Barwick's first public pronouncements last Monday suggested a man on the ball. His priorities were defined as firstly, better communication between all levels of the sport, "one voice for one game"; and secondly, support for referees and a better example from top players, especially in matters of diving and dissent.

Both points proved positively prescient. At the first match he attended in his new capacity, voices - if not hands - were raised in the tunnel even before the start, Arsenal and England's left-back took an outrageous dive in the penalty area, Manchester United's England centre-forward swore at the referee umpteen times in 30 seconds and a United defender was sent off for a head-butt.

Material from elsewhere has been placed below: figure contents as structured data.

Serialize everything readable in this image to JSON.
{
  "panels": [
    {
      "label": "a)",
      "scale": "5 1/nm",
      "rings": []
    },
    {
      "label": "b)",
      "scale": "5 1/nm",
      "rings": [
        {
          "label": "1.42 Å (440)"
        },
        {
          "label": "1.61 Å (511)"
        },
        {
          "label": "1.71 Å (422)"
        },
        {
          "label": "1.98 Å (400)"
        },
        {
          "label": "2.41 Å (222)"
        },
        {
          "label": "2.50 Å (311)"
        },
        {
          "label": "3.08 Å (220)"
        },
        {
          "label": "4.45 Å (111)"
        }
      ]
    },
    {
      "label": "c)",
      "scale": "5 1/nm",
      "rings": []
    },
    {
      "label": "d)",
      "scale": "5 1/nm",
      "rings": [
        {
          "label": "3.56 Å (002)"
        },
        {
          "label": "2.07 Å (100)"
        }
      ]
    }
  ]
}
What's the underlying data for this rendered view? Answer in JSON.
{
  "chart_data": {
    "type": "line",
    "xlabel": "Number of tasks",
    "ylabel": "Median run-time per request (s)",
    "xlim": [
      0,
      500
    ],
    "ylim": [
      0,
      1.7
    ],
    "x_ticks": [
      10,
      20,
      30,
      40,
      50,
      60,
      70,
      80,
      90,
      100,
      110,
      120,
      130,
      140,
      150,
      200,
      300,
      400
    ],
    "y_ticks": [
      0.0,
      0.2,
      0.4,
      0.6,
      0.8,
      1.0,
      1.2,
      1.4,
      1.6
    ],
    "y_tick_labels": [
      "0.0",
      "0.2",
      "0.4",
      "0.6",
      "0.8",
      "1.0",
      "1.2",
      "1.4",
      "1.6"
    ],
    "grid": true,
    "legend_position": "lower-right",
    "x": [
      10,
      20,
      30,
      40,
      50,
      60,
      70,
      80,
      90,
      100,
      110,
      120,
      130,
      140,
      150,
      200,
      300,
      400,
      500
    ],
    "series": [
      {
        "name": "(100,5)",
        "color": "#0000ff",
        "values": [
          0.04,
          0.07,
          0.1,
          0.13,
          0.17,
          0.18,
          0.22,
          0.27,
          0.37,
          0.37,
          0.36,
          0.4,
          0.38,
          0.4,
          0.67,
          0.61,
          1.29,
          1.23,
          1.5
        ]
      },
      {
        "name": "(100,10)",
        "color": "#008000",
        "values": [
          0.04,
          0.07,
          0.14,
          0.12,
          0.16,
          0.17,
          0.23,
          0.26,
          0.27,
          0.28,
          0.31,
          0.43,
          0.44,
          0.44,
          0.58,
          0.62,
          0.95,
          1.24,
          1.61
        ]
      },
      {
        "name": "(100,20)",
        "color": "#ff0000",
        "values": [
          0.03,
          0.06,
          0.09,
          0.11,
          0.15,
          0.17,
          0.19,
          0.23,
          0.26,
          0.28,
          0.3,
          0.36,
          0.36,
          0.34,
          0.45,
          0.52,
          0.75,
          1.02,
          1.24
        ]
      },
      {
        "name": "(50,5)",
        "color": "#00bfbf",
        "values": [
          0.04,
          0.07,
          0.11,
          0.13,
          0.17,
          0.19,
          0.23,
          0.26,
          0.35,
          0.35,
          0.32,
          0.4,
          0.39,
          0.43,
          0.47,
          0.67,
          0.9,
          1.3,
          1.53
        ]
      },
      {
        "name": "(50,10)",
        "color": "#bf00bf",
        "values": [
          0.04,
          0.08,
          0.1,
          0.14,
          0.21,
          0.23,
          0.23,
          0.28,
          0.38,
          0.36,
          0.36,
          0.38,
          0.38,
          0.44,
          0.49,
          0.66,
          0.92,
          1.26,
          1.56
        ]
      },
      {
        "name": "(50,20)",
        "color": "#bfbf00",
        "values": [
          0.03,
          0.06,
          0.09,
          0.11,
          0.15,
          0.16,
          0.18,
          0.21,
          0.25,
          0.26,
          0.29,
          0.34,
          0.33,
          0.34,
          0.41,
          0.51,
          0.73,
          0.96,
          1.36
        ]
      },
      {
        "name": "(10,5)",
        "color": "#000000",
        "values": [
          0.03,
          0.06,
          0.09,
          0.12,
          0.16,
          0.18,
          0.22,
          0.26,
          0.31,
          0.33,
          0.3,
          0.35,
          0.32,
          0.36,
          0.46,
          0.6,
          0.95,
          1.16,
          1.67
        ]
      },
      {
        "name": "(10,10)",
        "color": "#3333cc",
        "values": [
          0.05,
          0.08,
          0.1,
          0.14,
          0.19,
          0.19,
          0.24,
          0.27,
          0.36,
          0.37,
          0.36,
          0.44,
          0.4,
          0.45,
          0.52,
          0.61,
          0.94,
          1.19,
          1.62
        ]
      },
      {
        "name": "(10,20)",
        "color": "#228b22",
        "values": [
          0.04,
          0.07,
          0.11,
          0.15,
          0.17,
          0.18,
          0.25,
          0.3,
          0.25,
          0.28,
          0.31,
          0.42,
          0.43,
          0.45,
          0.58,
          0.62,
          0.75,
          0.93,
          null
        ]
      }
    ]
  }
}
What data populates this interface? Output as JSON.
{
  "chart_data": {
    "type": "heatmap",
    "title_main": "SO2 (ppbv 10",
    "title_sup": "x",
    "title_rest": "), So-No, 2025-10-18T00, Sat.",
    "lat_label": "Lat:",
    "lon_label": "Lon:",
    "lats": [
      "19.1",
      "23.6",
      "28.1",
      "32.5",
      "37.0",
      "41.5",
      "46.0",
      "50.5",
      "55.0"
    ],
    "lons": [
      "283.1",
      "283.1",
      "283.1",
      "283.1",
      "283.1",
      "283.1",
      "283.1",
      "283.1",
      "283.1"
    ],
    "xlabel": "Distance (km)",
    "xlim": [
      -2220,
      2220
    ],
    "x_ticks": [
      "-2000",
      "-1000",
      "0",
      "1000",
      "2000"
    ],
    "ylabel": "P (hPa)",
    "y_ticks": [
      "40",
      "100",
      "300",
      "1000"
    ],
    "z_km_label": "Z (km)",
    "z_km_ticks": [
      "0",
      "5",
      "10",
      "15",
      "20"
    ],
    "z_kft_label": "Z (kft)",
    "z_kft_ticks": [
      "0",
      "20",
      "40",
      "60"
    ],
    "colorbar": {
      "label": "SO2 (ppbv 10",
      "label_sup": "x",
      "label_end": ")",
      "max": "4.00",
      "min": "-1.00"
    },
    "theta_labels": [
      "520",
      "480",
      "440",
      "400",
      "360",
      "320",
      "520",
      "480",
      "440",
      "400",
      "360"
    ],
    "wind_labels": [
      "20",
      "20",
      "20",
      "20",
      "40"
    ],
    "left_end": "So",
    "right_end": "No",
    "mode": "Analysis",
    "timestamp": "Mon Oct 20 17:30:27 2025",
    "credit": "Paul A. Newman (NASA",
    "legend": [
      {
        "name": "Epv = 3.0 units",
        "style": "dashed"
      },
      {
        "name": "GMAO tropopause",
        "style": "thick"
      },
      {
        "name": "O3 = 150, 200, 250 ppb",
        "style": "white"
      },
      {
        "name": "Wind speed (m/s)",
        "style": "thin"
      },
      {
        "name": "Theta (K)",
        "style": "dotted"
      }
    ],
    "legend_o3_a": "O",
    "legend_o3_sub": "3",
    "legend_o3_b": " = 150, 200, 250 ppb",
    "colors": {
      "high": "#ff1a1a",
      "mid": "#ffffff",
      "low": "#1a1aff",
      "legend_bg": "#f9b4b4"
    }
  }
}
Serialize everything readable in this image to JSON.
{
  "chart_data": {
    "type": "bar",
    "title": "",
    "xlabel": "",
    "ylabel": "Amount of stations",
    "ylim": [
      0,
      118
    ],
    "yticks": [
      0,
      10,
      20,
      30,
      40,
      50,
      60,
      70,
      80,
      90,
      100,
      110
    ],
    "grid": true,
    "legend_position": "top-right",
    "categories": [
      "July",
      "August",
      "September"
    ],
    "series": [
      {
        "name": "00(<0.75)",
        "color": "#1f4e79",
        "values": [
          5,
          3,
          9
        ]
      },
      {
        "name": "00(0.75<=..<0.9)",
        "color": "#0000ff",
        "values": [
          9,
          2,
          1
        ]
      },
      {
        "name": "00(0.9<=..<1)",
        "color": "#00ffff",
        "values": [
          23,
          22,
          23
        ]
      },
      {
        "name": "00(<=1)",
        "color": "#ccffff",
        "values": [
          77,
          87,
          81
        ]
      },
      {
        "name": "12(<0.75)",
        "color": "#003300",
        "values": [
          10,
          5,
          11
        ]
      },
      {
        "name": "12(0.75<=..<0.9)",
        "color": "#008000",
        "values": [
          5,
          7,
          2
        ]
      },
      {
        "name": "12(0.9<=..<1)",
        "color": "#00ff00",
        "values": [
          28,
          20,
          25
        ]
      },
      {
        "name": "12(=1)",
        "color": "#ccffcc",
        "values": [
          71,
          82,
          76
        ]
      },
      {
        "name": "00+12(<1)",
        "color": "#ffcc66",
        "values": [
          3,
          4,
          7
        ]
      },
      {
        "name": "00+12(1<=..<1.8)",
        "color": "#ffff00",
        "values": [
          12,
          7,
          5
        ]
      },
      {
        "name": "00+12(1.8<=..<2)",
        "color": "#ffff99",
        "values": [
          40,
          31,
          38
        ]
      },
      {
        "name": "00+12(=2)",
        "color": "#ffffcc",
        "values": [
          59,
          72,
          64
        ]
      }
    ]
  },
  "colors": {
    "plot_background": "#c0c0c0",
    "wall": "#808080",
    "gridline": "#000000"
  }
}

All these incidents were caught in glorious, close-up sound and vision by the television cameras of Mr Barwick's previous existence, which were then at Blackburn the following night for a second succcessive live game, capturing the champions-elect in a brawl that led to a disciplinary charge.

One more day and Arsenal's David Dein was on national radio railing against proposals by Uefa to limit the number of foreign imports, thereby encouraging greater opportunities for young players in their own country. It was a proposal that football associations, with the welfare of their national team at heart, might have been expected to welcome. But Dein was speaking in his capacity as vice-chairman of Arsenal, not of the FA, the latter a position that the forthcoming review of the organisation by Lord Burns ought to forbid any representative of a leading club to hold.

One game, one voice? The conflicts of interest between the top clubs and just about everyone else were defined as the most important issue of the day by a promising first edition of Radio 5 Live's new Football Think Tank on Thursday. Significantly, only one of the four panellists thought the FA had the will to stand up to the Premiership big boys.

Even the week's final controversy, about reshaping the FA Cup to help England's (anticipated) World Cup preparations next year, was shaped by the same battle-lines. It is not difficult to allow Sven Goran Eriksson and Fifa the four weeks they reasonably demand between the end of the domestic season and the start of the tournament. But instead of merely starting the campaign earlier, clubs with lucrative pre-season tours lined up in Asia and the United States would rather ditch FA Cup replays or contemplate the hitherto unthinkable notion of playing the final in midweek.

Barwick's second public address yesterday spoke only of "some short-term changes in the domestic football calendar", emphasising: "We must make sure everyone connected with the game gives Sven and his team the best possible chance to maximise their potential in Germany." Now his deeds must match those fine words.